China, the unstated but obvious target of such a movie, has responded with the expected frustration and condemnation of “outdated Cold War” thinking. But it is France who has provided the most popcorn-worth apoplexy. Which makes sense. A new global order is underfoot, and the French are not front and center. Also, it’s several tens of billions of dollars their industries lost out on. Also, they were supposedly only given a day or so of advance notice. The French have even recalled their ambassadors from the US and UK for consultations. It’s all a delicious soap opera.

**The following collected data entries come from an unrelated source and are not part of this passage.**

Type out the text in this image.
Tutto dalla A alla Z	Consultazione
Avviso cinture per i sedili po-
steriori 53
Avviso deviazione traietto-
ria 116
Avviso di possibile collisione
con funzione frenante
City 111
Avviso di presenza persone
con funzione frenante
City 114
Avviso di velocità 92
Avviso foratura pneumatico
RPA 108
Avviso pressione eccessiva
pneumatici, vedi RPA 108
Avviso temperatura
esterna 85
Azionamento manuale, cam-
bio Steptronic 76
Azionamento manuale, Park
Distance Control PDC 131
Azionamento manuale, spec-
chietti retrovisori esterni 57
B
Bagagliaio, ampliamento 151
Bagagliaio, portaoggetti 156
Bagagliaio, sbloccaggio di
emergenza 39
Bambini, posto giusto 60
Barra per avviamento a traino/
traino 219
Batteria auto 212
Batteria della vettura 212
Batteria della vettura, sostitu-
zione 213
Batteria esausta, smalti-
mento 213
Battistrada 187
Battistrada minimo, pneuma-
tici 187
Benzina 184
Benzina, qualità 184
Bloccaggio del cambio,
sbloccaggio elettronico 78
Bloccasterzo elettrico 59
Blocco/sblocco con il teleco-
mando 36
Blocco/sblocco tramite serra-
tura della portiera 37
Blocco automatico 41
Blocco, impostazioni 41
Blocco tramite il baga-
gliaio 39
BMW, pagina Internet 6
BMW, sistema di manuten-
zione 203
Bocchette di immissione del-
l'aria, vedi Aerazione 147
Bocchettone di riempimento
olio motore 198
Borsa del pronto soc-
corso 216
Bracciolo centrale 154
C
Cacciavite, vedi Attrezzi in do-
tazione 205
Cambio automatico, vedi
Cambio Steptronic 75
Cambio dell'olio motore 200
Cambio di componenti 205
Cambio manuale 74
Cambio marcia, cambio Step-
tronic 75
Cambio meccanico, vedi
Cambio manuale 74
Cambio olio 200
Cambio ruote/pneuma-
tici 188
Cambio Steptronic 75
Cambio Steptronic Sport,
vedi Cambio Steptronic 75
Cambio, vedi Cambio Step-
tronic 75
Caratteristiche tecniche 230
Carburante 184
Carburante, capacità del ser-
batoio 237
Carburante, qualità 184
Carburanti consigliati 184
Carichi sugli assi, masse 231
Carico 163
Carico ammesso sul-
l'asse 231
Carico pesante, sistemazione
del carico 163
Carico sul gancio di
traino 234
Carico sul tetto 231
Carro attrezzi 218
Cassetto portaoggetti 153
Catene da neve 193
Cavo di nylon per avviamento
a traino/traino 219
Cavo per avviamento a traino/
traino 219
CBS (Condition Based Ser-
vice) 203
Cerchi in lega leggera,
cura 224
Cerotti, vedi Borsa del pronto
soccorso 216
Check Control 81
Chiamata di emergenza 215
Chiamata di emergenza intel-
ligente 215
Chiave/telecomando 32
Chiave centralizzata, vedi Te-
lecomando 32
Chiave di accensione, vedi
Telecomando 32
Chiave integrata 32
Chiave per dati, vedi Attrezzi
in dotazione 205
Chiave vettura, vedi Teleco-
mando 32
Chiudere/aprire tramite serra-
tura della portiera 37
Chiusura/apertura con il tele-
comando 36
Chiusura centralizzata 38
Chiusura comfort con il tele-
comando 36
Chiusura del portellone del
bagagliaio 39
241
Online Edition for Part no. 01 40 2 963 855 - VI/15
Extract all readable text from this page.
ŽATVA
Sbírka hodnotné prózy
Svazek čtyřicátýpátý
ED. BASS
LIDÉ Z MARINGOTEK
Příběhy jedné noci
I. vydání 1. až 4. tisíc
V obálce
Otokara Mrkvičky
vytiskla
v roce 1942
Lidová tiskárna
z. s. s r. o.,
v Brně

As fun as it is to be on the outside looking in, the submarine deal and the destruction of the deal that preceded it are not the real story here. The bigger story here is that the Australia broader exchange in military technology and expertise between the Australians, the US, and the UK. I’m thinking particularly of the fact that Australia is slated to receive some pretty capable ship-and-submarine launched cruise missiles. Some with a range exceeding 1500 miles. Australia having the ability to strike Malacca from its own territories, and giving it some nuclear-powered teeth against Chinese maritime ambitions is a huge geopolitical development, and not just in the broader Indo-Pacific basin.